In April, inflows into systematic investment schemes (SIPs) of mutual funds fell around 3.8 per cent month-on-month. 11,863 crores. SIP is primarily a mode of investment in equity mutual funds. In this context, an investor investing through SIP is buying stocks indirectly on a large scale. In fact, in the seven-month period from October 2021 to April 2022, the total investment made through the SIP route stood at Rs 79,975 crore.
Interestingly, SIP investments have remained strong, while Foreign Institutional Investors (FIIs) are selling in Indian equities. FIIs sold shares worth Rs 1.66 lakh crore from October 2021 to April 2022. The sale continued this month as well, with total sales till May 18. 30,394 crores.
In addition, investors increasingly keep opening demat accounts. From the end of December 2020 to March 2022, the latest data available, the number of demat accounts increased by 80% to 89.7 million. The BSE Sensex reached its all-time high on October 18 at 61,766 points. In fact, from November 2021 to March 2022, the number of demat accounts has increased by 22%.
High retail interest in the stock market tells us many things. At first, the average retail investor came in only after the stock markets were bullish. The BSE Sensex closed at a low of 25,981 points on 23 March 2020. As of 31 December 2020, it closed at 47,751 points with a gain of 84%. This rally has given the average retail investor the necessary confidence to invest in stocks by opening demat accounts.

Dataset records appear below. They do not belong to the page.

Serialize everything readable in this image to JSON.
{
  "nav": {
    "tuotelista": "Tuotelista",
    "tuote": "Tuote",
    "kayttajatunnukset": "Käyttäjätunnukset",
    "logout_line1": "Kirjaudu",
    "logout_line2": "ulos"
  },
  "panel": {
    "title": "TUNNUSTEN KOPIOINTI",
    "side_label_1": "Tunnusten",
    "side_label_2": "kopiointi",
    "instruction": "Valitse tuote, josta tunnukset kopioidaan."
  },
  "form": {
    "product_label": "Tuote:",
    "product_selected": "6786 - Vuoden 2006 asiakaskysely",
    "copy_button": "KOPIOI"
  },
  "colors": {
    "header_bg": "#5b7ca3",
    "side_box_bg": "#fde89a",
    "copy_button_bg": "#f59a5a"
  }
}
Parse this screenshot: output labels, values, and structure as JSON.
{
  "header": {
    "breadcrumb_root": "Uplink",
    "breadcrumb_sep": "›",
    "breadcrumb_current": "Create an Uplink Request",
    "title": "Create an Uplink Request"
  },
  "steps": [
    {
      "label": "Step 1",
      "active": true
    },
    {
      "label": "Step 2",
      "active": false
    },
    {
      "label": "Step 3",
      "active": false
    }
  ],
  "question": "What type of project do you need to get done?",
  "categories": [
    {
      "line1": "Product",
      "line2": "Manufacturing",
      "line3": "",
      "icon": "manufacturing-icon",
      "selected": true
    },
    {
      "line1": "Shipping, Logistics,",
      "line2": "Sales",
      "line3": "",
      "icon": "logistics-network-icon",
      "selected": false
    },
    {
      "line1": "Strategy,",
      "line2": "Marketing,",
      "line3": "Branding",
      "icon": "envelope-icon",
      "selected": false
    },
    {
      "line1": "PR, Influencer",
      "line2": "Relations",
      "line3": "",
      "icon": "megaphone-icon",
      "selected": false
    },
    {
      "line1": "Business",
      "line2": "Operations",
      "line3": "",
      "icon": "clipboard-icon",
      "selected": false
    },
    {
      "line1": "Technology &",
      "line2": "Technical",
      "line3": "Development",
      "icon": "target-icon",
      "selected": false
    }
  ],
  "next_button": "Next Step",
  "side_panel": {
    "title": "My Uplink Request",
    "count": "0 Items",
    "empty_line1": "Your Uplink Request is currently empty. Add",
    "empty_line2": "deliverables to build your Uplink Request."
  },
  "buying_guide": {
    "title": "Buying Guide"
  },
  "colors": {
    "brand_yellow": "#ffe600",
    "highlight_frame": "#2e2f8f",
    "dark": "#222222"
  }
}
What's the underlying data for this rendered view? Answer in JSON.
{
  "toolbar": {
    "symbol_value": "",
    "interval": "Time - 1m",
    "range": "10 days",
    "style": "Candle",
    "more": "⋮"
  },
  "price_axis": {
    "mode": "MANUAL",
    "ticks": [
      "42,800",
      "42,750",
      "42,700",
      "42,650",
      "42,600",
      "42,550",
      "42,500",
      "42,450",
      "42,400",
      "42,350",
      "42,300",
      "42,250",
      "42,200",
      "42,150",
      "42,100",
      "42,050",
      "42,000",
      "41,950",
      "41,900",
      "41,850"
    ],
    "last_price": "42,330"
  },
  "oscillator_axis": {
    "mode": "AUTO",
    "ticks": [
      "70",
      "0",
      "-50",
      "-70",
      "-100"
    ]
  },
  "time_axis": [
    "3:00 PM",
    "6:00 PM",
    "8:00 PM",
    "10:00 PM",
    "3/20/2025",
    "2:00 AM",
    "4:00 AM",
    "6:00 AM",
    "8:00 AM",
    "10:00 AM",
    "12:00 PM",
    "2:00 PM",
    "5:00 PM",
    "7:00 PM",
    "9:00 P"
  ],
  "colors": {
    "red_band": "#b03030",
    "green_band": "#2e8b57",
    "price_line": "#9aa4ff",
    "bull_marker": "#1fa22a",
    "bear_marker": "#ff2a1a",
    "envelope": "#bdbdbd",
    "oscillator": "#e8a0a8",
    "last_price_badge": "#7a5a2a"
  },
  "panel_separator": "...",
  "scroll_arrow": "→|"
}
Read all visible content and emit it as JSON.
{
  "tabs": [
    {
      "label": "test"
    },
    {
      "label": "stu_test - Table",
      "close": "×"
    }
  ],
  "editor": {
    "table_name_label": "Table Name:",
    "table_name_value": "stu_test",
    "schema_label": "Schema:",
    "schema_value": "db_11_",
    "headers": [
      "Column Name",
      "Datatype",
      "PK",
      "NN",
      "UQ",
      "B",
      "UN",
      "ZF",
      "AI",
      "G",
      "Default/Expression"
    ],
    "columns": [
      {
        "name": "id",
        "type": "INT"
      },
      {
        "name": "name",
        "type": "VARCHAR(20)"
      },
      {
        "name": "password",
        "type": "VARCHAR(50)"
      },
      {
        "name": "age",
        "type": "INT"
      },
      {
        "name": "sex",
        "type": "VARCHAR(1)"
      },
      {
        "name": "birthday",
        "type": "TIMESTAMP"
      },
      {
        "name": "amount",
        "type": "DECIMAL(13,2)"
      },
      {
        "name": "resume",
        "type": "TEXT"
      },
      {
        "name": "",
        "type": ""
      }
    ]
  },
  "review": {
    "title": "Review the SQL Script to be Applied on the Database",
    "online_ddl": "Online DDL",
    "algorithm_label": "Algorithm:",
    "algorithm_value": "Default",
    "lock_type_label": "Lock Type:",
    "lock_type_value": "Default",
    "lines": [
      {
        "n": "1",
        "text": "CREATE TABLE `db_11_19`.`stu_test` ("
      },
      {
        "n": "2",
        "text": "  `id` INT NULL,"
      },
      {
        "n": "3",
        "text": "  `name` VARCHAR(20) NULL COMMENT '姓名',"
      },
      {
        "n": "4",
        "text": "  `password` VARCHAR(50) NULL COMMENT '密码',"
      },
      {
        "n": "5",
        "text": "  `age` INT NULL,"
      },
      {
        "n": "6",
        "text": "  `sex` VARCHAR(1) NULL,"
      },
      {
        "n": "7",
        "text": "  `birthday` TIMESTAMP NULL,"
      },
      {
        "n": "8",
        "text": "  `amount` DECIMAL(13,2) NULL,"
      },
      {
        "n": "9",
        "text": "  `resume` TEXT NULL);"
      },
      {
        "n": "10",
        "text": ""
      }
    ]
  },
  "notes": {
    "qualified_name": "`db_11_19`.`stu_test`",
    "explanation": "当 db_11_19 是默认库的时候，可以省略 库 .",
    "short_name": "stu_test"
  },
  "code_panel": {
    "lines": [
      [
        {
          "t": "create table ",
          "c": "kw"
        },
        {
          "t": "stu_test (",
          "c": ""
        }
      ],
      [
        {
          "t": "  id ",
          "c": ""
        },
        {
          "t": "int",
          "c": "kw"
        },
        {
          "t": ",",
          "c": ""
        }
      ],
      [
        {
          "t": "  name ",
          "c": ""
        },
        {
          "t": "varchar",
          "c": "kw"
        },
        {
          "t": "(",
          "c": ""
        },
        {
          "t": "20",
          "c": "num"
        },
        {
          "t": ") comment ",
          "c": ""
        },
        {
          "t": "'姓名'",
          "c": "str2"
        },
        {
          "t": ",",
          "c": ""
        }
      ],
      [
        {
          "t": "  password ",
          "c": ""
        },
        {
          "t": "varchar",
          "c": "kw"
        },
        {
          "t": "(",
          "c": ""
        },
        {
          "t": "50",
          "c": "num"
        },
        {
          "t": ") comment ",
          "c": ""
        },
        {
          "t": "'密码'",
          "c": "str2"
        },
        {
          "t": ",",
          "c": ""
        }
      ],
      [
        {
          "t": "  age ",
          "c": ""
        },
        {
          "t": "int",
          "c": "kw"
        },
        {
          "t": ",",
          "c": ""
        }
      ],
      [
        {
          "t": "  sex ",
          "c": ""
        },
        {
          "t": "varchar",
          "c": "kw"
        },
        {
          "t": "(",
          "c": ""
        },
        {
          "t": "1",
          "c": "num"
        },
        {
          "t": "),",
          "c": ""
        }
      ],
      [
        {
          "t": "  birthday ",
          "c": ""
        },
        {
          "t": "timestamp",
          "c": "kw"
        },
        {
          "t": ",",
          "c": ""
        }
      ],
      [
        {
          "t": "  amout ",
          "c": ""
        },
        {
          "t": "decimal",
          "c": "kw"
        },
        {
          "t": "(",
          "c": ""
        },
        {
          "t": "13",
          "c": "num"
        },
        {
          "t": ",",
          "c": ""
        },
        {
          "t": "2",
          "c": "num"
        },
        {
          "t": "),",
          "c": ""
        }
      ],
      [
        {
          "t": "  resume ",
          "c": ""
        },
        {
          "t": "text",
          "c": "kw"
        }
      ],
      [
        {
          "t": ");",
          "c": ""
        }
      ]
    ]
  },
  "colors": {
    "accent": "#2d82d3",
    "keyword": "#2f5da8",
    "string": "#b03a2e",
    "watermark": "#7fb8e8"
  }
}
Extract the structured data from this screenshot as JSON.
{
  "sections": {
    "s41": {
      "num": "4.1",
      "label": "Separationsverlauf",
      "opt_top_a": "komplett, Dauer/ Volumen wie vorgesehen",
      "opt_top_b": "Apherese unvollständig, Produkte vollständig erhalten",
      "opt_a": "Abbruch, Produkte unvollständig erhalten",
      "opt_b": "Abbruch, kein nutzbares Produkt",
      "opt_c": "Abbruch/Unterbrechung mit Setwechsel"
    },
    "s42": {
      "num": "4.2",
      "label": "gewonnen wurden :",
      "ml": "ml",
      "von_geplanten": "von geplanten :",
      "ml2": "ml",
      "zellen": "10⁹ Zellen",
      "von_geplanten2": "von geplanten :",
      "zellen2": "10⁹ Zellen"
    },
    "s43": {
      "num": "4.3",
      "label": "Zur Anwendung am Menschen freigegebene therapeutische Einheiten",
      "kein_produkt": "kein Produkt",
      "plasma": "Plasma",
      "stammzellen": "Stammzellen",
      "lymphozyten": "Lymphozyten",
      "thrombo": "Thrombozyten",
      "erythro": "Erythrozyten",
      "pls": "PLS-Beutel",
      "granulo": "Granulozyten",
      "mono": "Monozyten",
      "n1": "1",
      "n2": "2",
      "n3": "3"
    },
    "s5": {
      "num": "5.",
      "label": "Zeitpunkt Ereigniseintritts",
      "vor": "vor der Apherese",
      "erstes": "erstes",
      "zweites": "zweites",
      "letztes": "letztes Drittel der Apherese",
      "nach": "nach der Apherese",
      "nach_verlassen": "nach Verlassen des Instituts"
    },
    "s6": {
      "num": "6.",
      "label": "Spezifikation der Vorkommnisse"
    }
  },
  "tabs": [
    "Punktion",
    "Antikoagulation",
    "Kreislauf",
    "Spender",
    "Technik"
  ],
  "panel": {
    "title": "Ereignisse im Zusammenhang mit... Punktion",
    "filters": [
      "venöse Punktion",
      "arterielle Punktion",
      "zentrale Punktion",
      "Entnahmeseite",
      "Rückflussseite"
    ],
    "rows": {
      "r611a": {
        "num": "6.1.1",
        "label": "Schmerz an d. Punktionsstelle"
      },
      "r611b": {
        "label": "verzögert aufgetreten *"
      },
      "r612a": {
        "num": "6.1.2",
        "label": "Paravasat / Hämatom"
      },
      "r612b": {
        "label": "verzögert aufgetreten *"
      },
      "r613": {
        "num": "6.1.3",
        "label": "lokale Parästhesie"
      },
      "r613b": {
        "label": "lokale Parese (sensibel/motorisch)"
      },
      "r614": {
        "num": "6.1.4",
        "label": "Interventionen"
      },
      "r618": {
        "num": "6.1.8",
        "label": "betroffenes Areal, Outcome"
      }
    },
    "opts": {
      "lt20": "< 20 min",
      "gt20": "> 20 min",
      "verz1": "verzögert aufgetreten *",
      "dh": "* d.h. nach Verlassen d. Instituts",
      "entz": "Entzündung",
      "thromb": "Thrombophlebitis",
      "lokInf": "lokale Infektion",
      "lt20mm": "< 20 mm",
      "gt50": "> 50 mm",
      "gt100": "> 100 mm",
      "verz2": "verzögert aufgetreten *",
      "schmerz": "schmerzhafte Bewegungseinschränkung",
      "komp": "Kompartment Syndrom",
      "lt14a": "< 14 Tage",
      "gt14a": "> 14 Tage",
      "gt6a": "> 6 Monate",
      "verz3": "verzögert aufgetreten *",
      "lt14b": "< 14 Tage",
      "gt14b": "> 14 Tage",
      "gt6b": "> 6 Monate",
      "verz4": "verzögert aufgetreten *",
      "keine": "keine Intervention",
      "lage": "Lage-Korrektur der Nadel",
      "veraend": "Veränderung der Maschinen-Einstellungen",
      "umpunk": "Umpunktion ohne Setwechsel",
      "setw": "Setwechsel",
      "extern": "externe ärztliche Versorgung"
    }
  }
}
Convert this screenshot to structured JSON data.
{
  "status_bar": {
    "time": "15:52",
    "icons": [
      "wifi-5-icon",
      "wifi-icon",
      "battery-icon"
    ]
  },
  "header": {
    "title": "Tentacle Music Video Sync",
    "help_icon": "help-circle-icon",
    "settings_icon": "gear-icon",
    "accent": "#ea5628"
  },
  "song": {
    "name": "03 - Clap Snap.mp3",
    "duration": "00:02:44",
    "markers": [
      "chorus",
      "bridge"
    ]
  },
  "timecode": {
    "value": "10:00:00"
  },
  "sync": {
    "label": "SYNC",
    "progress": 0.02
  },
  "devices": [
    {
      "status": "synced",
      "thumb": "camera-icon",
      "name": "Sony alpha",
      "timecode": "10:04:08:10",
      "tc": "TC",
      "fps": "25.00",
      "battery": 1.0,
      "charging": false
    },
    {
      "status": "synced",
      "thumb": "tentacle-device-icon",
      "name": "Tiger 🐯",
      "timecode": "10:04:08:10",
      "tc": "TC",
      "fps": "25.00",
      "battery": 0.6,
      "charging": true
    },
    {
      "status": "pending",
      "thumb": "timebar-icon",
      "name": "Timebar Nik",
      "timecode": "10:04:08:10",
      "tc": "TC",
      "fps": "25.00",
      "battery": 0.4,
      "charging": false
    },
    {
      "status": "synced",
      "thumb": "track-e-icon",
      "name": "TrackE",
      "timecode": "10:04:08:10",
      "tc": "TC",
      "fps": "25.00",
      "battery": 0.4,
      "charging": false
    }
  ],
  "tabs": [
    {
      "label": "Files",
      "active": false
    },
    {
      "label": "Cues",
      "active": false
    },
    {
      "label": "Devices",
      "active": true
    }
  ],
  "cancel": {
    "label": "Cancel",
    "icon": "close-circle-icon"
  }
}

In fact, the average monthly inflow in SIPs since the end of December 2020 is . has been more than 10,000 crores. Between January 2020 and December 2020, it was approx. 8,100 crores.
This tells us that the law of demand doesn’t really work when it comes to investments. Simply put, the law of demand states that the lower the price, the higher the demand. What works in the case of investing is the reverse – the higher the price, the higher the demand. This can be gauged from the fact that 35 lakh demat accounts were opened during October 2021, which was more than any other month till that time. This was in the month when the BSE Sensex was at its peak.
Secondly, the easy money policy introduced by the Reserve Bank of India to help the government borrow at low interest rates prompted people to seek higher returns and hence, money found its way into stocks, eventually fueled a bubble where stock prices were completely out. of sync with respect to expected earnings.
Third, retail demand for shares helped loss-making companies to launch their initial public offerings (IPOs). Some of these IPOs were offers for sale in whole or in part, where promoters redeemed their equity by selling them to the public. Post listing, most of these stocks have turned into massive loss-making offers.
Fourth, retail demand for shares has also helped the recent IPOs like Delhivery. The retail portion of the IPO was under-subscribed by 0.57 times. But the overall IPO was oversubscribed 1.63 times mainly because the Qualified Institutional Bidder (QIB) category was oversubscribed 2.66 times. QIBs are basically financial institutions like mutual funds, insurance companies, FIIs etc. Money invested by mutual funds and insurance companies is ultimately retail money. Simply put, the money coming into the SIP continues to finance the IPO.
And lastly, if retail money had not continued to enter the stock market in various ways, FII sales would have been a cause of bloodshed by now. The frequent buying by retail investors has helped prevent this. Of course, all this is largely in line with developments after 2008, where FIIs buy in years when valuations are low and sell in years when valuations are high. Retail investors do the opposite.